Where one party acts in breach of the settlement agreement, the possibility of the other party bringing a claim based on the facts existing prior to settlement (as opposed to a claim based on the settlement agreement alone) depends on the terms of the settlement agreement.

iv Damages and remedies

The primary remedy awarded in securities claims, as in other claims, is damages. The calculation of damages depends on the exact nature of the claim, though the general principle behind an award of damages is to compensate the plaintiff for its losses.

If the claim is contractual in nature, the standard measure of damages will be the amount needed to place the plaintiff in a position as if the contract had been performed. If the claim is tortious in nature, the standard measure of damages will be the amount needed to place the plaintiff in a position as if the tort had not been committed.
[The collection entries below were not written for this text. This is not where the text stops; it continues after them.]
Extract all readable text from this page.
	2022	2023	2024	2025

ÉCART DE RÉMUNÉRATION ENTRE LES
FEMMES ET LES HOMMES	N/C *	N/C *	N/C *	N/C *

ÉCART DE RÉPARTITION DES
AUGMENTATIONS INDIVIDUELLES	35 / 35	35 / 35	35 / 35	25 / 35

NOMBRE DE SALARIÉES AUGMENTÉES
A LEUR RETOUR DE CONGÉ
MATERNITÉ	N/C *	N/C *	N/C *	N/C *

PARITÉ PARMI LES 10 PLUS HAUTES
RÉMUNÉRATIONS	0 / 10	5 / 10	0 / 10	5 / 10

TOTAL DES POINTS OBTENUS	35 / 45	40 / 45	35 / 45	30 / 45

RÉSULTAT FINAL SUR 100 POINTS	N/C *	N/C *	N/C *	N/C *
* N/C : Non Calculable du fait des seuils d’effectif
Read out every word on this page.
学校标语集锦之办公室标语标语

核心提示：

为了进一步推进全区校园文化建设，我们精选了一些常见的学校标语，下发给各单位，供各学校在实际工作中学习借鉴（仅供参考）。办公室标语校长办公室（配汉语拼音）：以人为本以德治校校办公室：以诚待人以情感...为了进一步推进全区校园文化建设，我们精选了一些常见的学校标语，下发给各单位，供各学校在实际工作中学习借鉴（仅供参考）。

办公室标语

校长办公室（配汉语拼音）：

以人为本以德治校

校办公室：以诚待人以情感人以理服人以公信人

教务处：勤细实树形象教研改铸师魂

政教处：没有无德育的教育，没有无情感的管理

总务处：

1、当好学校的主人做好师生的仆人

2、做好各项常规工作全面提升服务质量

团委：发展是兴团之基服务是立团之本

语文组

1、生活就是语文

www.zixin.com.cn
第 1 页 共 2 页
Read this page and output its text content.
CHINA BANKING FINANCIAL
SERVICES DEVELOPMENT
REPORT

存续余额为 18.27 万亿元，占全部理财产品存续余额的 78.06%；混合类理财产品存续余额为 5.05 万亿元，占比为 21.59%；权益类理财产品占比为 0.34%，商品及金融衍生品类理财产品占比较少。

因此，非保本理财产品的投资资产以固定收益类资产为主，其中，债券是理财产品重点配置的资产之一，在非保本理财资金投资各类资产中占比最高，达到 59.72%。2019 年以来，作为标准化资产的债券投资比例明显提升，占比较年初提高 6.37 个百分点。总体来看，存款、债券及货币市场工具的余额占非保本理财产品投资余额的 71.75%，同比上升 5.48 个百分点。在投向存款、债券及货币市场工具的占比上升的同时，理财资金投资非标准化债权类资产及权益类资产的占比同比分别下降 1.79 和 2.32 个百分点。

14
Where there has been a contravention of the SFA, investors who have suffered losses as a result of the contravention are entitled to make claims against the contravening person. The amount of compensation that a claimant is generally entitled to is its loss suffered by reason of the difference between the price at which the securities were dealt in contemporaneously and the price at which the securities would likely have been so dealt in at the time of the contemporaneous dealing if there had been no contravention (or where insider trading is concerned, if the inside information had been generally available). However, the maximum recoverable amount is the amount of profit gained or the amount of loss avoided by the contravening person. The court will pro-rate this amount if there are multiple claimants.

Non-monetary remedies, such as orders for specific performance and injunctions, may be awarded where damages are inadequate to compensate the plaintiff for its loss. The court will consider all the circumstances to decide whether to award such remedies, including whether the plaintiff itself is guilty of any blameworthy conduct.